A Prayer about Memories
I ran across a fantastic prayer this morning in one of the recent issues of Weavings.
I am reminded daily of the fact that a human being has a body too. I had thought that my spirit and heart alone would be able to sustain me through everything. But now my body has spoken up for itself and called a halt. I now realize, God, how much you have given me. So much that was beautiful and so much that was hard to bear. Yet whenever I showed myself ready to bear it, the hard was directly transformed into the beautiful. And the beautiful was sometimes much harder to bear, so overpowering did it seem.
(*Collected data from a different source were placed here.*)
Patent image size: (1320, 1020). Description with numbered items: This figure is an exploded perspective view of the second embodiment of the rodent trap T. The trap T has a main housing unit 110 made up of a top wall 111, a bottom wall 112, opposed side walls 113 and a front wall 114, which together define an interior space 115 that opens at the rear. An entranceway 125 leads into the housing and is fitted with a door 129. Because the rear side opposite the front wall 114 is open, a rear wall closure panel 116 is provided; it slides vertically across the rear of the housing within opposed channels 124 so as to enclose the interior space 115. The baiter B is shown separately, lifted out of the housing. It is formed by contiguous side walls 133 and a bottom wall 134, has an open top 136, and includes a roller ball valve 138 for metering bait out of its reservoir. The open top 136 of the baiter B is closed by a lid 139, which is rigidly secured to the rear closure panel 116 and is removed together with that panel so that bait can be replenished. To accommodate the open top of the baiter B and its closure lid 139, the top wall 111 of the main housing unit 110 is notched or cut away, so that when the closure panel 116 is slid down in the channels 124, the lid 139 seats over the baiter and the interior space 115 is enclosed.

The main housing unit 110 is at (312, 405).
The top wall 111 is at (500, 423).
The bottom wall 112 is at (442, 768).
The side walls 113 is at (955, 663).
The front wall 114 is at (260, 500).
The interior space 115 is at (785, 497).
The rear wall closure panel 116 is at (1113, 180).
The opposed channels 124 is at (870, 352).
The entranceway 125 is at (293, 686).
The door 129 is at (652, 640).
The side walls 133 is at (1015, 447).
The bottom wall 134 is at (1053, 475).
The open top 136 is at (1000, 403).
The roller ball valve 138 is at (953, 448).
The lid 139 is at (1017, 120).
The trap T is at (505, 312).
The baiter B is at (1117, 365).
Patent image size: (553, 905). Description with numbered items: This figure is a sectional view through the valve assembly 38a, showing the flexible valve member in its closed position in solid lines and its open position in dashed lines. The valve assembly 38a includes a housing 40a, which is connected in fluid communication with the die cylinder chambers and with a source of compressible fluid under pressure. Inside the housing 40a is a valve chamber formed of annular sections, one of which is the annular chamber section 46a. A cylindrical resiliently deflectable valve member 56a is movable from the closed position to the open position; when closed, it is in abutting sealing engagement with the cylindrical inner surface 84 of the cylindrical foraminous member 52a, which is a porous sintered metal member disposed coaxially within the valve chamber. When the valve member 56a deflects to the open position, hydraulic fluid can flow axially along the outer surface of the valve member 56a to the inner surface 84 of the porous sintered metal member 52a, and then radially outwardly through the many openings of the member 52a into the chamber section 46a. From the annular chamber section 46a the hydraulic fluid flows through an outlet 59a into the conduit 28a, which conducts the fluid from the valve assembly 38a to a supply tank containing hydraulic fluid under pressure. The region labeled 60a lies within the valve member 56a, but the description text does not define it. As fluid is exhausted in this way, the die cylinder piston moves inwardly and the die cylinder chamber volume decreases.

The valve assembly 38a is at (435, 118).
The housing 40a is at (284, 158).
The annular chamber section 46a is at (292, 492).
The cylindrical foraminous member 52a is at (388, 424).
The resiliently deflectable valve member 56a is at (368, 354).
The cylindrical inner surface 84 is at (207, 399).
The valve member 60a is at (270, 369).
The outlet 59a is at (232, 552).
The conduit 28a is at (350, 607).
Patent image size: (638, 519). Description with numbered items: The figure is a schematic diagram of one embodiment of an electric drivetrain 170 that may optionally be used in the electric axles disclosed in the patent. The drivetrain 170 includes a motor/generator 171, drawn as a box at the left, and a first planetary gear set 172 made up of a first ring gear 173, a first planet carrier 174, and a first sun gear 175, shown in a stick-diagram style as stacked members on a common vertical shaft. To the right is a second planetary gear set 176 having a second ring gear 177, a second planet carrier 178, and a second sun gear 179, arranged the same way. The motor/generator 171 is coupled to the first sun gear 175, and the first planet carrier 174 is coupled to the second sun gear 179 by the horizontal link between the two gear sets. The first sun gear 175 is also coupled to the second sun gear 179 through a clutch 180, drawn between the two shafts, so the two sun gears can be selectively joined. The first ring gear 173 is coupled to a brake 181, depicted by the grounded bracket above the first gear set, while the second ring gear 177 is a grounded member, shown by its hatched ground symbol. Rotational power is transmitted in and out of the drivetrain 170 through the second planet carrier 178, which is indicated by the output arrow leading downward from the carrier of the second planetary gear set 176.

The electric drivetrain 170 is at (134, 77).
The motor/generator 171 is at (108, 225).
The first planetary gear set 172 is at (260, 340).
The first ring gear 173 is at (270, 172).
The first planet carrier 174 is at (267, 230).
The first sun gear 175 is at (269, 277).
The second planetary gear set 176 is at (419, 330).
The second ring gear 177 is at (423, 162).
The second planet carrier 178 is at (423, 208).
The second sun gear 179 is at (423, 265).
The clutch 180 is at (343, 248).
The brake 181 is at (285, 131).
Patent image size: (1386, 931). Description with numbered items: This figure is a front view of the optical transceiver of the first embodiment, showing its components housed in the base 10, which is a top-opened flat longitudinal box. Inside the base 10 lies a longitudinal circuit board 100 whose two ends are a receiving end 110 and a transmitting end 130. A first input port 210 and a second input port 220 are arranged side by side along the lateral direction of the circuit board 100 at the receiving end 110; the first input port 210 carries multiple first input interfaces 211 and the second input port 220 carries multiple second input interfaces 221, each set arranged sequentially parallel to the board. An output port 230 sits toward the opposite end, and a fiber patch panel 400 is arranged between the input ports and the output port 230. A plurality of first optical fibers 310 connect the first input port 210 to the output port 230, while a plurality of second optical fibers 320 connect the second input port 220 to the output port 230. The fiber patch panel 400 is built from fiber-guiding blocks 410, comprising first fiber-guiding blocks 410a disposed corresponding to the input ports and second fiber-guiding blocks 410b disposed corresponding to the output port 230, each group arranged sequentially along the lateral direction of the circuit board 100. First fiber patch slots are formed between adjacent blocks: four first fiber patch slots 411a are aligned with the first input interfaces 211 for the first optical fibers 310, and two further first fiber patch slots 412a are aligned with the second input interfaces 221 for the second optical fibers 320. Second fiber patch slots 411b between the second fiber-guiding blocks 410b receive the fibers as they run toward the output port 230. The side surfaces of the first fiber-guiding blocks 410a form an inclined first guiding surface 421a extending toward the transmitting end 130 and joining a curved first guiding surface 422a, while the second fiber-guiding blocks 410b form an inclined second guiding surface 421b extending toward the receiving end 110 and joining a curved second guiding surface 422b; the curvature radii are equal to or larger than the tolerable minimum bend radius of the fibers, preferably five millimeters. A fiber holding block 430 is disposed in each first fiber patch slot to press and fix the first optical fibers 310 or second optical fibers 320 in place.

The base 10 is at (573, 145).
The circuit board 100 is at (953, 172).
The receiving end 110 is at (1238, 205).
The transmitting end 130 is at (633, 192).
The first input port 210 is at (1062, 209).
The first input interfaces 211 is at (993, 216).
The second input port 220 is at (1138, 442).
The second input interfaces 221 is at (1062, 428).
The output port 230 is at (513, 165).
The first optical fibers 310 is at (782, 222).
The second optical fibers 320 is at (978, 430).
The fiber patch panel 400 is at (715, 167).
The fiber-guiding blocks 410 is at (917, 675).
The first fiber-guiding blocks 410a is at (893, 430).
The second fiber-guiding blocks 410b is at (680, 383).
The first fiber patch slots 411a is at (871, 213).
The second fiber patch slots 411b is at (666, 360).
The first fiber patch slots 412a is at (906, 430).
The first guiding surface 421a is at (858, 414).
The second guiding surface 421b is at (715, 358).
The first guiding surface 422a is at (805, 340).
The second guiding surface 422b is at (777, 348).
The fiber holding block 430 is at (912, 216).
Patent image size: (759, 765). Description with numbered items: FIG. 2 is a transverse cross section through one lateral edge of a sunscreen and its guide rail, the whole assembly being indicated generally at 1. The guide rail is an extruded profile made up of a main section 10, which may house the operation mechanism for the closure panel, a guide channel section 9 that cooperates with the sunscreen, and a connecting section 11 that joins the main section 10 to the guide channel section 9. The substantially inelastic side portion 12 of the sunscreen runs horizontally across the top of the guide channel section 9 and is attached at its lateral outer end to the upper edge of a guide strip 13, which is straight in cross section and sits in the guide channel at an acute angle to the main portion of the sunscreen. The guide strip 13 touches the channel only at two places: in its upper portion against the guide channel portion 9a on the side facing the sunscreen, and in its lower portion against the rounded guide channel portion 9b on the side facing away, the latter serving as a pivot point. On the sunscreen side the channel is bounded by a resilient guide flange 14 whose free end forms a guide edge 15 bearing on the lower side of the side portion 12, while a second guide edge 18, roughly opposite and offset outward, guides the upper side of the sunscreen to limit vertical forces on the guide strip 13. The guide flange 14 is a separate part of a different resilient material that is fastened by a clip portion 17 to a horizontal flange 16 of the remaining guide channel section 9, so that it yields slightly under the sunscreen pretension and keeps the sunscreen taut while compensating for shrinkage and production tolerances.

To think that one small human heart can experience so much, Oh god, so much suffering and so much love, I am so grateful to You, God for having chosen my heart in these times to experience all the things it has experienced. (Etty Hillesum, executed in Auschwitz in 1943).
As I've been thinking a lot about what role our memory plays in spiritual formation, this quote again brought to mind the fact that our past experiences are the grounds for our gratitude to God in the present.
We learn to trust.
We learn to follow.
We're compelled to leave behind our agenda on a daily basis because we've seen the light of a new agenda.
If we aren't willing to allow God's Spirit to redeem our regrets, to restore our pain, and to realize the goodness of the darkness then we're fated to constantly see God as limited, operating only in the present moment and impotent to handle the wider scope of our gritty narrative.
It doesn't get much grittier than Auschwitz. Let us pray.